The PP58 is a slender, light grip that fits in a golfer’s hands like the curved grip of a Derringer pistol grip. “Pistol grip,” in fact, is a term of the art. Likely out of deference to his paid sponsors, Woods has usually used a marker to black out the distinctive white outline of Mr. Ping. But not always. At some tournaments over the years, the white outline of Mr. Ping has been on display, keeping Woods company when he squats to read putts. Some time ago, Ping asked Golf Pride to make a grip they call the PP58 blackout — the same grip, with the Mr. Ping stamped on it, but not in white. The PP58 Blackout, to the cognoscenti. 

Mr. Ping — sometimes called Pingman but the company prefers the use of the honorific — was not actually modeled on either Ed Fiori or a walrus. It was modeled by a Ping salesman named Charlie Faircloth, who covered Florida for the company in the late 1960s. 

“In those days, and even today, a lot of us kept clay on our desks, so if we had the impulse to design something we could get right to work,” Solheim told me earlier this year. “My father always had clay in his hands. Charlie Faircloth just seemed to me like a regular golfer, with his feet out, a gut and a big red rose.” So that’s who Tiger Woods is blacking out, in a manner of speaking, old Charlie Faircloth.

At the Merchandise Show, two Golf Pride engineers came through the Ping booth, Greg Cavil and Joe King, young, smart guys who were clearly in awe to have the chance to speak to one of the legends of the equipment business. As Solheim explained the lore the PP58 grip they hung on every word. Solheim explained how the grip was perfectly centered to the putter’s center on the Anser 2. He told them about the grip-making tools that his father designed that Golf Pride later used.

“We’re pretty good with that sort of thing,” Solheim said.

“I’d say you are!” King replied.

They engaged in some more engineering talk. The USGA has always had strict rules about what constitutes a legal putter grip — or any grip, for that matter. The rules change periodically. Solheim explained how his father pushed the various USGA grip requirements right to their limit in designing the PP58. These measurements involve the amount of slope in the grip, the width of its flattest parts and some other things I did not understand, but the Golf Pride guys absolutely did. Still, it was very interesting. There was general agreement that nobody with the yips would want such a slender grip. The main goal of the fat grip is to take the wrist out of the putting stroke. Woods’s wrists are actually quite active in his stroke.
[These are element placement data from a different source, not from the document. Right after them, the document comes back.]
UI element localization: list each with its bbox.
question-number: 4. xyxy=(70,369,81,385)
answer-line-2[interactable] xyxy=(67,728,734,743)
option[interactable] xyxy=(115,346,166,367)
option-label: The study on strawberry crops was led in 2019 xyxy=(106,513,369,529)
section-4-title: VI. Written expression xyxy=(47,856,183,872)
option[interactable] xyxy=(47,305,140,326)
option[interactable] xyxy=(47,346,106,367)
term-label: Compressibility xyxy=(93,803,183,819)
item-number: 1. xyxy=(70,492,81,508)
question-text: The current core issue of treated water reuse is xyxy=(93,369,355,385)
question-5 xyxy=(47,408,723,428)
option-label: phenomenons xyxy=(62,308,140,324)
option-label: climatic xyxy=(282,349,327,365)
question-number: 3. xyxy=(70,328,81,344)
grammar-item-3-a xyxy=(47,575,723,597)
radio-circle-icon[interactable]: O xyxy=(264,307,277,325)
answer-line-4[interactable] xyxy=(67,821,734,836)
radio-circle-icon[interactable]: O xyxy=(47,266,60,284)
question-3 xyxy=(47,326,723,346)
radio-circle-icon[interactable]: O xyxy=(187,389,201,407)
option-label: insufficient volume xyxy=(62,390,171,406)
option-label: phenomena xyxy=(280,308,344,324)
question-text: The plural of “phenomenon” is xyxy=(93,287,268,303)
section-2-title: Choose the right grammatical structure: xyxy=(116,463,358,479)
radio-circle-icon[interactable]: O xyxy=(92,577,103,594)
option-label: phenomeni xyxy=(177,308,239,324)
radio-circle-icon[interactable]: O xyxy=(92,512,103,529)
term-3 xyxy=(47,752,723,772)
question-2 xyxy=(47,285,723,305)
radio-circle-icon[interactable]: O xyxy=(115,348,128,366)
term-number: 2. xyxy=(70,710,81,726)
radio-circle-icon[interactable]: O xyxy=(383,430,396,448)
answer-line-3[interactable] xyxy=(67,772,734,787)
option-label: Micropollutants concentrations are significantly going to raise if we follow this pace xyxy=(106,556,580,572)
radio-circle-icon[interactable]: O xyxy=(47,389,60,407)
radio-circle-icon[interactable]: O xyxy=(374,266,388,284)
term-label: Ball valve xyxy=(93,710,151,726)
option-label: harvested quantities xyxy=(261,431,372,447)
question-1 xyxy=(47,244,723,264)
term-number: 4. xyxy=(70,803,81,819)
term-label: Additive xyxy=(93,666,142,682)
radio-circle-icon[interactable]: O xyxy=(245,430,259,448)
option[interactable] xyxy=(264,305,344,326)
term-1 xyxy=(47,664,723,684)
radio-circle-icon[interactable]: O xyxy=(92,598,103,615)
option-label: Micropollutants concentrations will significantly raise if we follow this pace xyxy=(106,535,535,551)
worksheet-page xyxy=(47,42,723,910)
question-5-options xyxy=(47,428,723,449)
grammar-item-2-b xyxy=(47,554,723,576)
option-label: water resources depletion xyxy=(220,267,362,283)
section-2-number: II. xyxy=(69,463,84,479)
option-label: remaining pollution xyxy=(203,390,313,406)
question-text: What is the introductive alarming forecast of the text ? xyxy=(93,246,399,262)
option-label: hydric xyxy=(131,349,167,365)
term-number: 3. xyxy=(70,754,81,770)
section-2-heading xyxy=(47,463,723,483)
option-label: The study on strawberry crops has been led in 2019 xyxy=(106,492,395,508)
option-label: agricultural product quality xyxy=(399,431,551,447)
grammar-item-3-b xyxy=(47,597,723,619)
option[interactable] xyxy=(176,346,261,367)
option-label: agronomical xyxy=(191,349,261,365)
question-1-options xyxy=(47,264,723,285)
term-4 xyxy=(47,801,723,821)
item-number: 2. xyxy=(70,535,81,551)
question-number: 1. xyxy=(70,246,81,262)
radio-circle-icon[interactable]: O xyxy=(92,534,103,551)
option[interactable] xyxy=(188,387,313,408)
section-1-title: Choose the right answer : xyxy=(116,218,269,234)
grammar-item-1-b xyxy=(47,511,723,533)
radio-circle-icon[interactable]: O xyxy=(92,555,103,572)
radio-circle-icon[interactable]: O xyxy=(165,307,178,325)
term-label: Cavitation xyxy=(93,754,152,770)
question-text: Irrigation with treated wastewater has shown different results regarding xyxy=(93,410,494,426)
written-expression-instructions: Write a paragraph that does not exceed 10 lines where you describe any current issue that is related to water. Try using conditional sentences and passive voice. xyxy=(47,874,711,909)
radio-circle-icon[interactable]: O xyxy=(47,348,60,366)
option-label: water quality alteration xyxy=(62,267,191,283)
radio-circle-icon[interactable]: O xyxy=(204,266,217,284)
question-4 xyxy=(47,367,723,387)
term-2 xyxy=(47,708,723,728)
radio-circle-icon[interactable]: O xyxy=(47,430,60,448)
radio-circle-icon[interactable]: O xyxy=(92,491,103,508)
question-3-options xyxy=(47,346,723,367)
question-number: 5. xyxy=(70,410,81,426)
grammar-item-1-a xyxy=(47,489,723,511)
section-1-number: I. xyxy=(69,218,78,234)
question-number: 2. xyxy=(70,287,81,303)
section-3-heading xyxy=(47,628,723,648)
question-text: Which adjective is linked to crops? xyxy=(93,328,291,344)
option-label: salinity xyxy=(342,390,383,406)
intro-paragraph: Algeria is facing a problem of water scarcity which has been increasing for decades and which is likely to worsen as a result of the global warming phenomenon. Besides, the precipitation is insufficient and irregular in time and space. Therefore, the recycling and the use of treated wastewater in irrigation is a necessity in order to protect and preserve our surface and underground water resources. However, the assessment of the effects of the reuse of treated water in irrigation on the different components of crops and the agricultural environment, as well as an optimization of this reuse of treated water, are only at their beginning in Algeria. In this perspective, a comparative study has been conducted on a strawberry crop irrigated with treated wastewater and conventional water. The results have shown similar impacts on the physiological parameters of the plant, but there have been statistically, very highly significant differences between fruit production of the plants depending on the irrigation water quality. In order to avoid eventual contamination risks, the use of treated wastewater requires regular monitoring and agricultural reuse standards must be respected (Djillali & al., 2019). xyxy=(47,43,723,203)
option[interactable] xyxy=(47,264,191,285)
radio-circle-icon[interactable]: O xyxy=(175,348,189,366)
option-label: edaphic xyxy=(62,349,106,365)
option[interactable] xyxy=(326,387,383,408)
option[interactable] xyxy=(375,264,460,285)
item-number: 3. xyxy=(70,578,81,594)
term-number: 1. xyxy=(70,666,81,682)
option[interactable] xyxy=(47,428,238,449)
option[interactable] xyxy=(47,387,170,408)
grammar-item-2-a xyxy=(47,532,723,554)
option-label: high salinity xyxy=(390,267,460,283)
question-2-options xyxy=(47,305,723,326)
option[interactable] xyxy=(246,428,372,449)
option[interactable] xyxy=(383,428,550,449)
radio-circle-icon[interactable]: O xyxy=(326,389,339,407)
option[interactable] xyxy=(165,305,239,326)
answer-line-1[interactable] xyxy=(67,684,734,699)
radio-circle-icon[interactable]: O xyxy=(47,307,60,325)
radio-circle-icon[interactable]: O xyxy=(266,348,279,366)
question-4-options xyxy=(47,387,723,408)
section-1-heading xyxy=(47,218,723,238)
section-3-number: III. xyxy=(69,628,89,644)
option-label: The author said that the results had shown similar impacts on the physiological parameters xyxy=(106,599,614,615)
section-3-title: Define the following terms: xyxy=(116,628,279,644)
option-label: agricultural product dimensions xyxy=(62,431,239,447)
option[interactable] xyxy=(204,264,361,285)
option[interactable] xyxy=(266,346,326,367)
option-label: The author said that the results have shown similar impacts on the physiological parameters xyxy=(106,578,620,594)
Earlier this month, before having learned that Woods used a Scotty Cameron grip in 1997, I sent Glenn Greenspan four PP58 questions for Woods. Greenspan, as he does, got back to me right away and said he would look into it. But then came a second email. He had checked with Woods’s agent, Mark Steinberg, and Steinberg told Greenspan that they would not be able to answer my questions. I went back for just one: Has Woods ever won a professional event with anything other than a PP58? Radio silence.

John Solheim told me that he once played in a pro-am with Woods in Hawaii, but didn’t ask him any questions about his putter grip or Mr. Ping or anything else. On another occasion, the two men were on the first tee together at the Phoenix Open and Solheim said something by way of thanks to Woods, for his loyalty to the putter.

“I got him to look up,” Solheim said. “He just kind of smiled.”